Q: How long should a diary study last? A: Most diary studies run 1–2 weeks. This is long enough to capture patterns and variation, but short enough to maintain participant engagement. For seasonal or infrequent behaviors, longer studies of 4–6 weeks may be appropriate.

Q: How many participants do I need for a diary study? A: For qualitative insights, 8–15 committed participants typically reach thematic saturation. Plan for 20–30% dropout by recruiting more than your target minimum.

Q: What is the difference between diary studies and experience sampling? A: Experience sampling (ESM) is a type of signal-contingent diary study where participants are prompted at random intervals to report their current state. Traditional diary studies are usually event-contingent or interval-contingent, rather than random.

Q: Can I run a diary study remotely? A: Yes — most modern diary studies are fully remote. Participants submit entries via apps, forms, or messaging platforms. Remote diary studies have broader reach but may benefit from a brief video onboarding session to ensure data quality.

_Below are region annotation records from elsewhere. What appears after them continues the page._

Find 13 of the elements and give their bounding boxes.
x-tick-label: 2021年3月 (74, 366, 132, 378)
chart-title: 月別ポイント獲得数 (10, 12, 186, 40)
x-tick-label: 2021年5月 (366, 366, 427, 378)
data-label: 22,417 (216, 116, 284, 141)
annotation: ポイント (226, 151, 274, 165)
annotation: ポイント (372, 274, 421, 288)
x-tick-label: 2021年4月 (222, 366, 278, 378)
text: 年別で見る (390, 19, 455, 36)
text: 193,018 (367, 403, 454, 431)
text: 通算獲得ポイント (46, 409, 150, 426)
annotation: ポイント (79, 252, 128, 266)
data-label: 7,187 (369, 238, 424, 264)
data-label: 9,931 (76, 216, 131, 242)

Q: How do I analyze hundreds of diary entries efficiently? A: Start with event coding to categorize entries, then cluster codes into themes. AI-assisted analysis tools can speed up this process significantly. Platforms like Koji can synthesize follow-up interview responses to complement your diary data, surfacing key themes and sentiment automatically.

Q: Are diary studies expensive to run? A: The main cost is participant incentives — typically $75–200 per participant for a 2-week study. Compared to ethnographic fieldwork or lab studies, diary studies are cost-effective for the longitudinal data they provide.